- Uncha Islamabad Location in Uttar Pradesh, India
- Coordinates: 27°03′45″N 79°23′33″E﻿ / ﻿27.06261°N 79.3925°E
- Country: India
- State: Uttar Pradesh
- District: Mainpuri
- Tehsil: Bhongaon

Area
- • Total: 4.58 km^{2} (1.77 sq mi)

Population (2011)
- • Total: 2,990
- • Density: 653/km^{2} (1,690/sq mi)
- Time zone: UTC+5:30 (IST)

= Uncha Islamabad =

Village in Uttar Pradesh, India

Uncha Islamabad is a village in Kishni block of Mainpuri district, Uttar Pradesh, India. As of 2011, it had a total population of 2,990, in 494 households.

== Demographics ==
As of 2011, Uncha Islamabad had a population of 2,990, in 494 households. This population was 54.9% male (1,643) and 45.1% female (1,347). The 0-6 age group numbered 488 (266 male and 222 female), or 16.3% of the total population. 1,243 residents were members of Scheduled Castes, or 41.6% of the total.

The 1981 census recorded Uncha Islamabad as having a population of 2,089 people, in 346 households.
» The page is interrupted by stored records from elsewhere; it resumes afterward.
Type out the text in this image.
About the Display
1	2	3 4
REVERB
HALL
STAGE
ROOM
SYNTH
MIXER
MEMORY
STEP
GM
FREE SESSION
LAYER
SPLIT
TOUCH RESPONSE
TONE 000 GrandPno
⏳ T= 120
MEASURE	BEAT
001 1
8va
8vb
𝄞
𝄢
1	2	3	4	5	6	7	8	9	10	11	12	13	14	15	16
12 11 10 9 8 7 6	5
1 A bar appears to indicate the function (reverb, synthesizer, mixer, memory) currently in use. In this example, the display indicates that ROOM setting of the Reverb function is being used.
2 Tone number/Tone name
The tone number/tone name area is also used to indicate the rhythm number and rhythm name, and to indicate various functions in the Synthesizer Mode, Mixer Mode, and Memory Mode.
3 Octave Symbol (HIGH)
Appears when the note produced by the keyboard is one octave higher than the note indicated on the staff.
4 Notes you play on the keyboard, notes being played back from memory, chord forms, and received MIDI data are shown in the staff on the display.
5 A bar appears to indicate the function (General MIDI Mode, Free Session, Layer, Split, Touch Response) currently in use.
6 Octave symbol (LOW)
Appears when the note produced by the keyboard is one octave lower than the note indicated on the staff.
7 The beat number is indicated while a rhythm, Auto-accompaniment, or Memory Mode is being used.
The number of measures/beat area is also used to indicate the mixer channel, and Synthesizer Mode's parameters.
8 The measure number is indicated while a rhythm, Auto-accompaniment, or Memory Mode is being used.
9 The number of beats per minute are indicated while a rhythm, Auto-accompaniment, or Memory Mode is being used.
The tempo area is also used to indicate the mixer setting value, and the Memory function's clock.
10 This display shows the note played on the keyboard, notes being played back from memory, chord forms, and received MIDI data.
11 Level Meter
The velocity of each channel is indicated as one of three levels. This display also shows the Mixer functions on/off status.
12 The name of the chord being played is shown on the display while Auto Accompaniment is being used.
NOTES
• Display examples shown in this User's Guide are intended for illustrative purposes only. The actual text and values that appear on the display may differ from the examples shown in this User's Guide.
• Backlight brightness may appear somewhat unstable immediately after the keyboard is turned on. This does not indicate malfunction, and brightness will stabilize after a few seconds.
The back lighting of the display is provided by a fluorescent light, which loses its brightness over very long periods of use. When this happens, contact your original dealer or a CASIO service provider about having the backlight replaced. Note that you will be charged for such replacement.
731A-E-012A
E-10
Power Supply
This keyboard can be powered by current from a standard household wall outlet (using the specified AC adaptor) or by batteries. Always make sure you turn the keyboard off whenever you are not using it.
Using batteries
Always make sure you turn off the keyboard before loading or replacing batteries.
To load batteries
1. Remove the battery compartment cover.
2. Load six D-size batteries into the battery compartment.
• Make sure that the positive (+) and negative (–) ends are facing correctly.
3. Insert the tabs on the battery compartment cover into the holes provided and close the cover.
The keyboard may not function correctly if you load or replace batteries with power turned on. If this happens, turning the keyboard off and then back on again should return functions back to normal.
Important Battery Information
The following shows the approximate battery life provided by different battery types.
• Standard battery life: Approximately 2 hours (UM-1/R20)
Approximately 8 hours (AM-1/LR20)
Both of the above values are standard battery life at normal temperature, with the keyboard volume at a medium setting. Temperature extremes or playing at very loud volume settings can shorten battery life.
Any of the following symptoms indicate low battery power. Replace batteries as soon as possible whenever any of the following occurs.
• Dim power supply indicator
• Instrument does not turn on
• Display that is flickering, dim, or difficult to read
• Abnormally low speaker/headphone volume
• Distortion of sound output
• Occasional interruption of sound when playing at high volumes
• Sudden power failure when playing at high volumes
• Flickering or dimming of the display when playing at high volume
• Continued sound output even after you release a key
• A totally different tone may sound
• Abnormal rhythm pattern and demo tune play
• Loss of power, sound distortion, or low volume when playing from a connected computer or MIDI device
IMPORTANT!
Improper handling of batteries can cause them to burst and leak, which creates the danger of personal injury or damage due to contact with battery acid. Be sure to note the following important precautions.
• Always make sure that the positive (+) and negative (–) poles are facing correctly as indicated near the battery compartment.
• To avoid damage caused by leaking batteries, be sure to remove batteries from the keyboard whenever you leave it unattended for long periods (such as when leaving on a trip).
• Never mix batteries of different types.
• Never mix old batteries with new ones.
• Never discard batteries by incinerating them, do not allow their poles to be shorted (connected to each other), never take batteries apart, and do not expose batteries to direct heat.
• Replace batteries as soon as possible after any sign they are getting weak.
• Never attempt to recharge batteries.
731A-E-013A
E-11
The 1961 census recorded Uncha Islamabad as comprising 5 hamlets, with a total population of 1,368 people (771 male and 597 female), in 262 households and 124 physical houses. The area of the village was given as 1,157 acres.

== Infrastructure ==
As of 2011, Uncha Islamabad had 1 primary school; it did not have any healthcare facilities. Drinking water was provided by tap, hand pump, and tube well; there were no public toilets. The village had a post office and public library, as well as at least some access to electricity for residential and agricultural purposes. Streets were made of kachcha materials.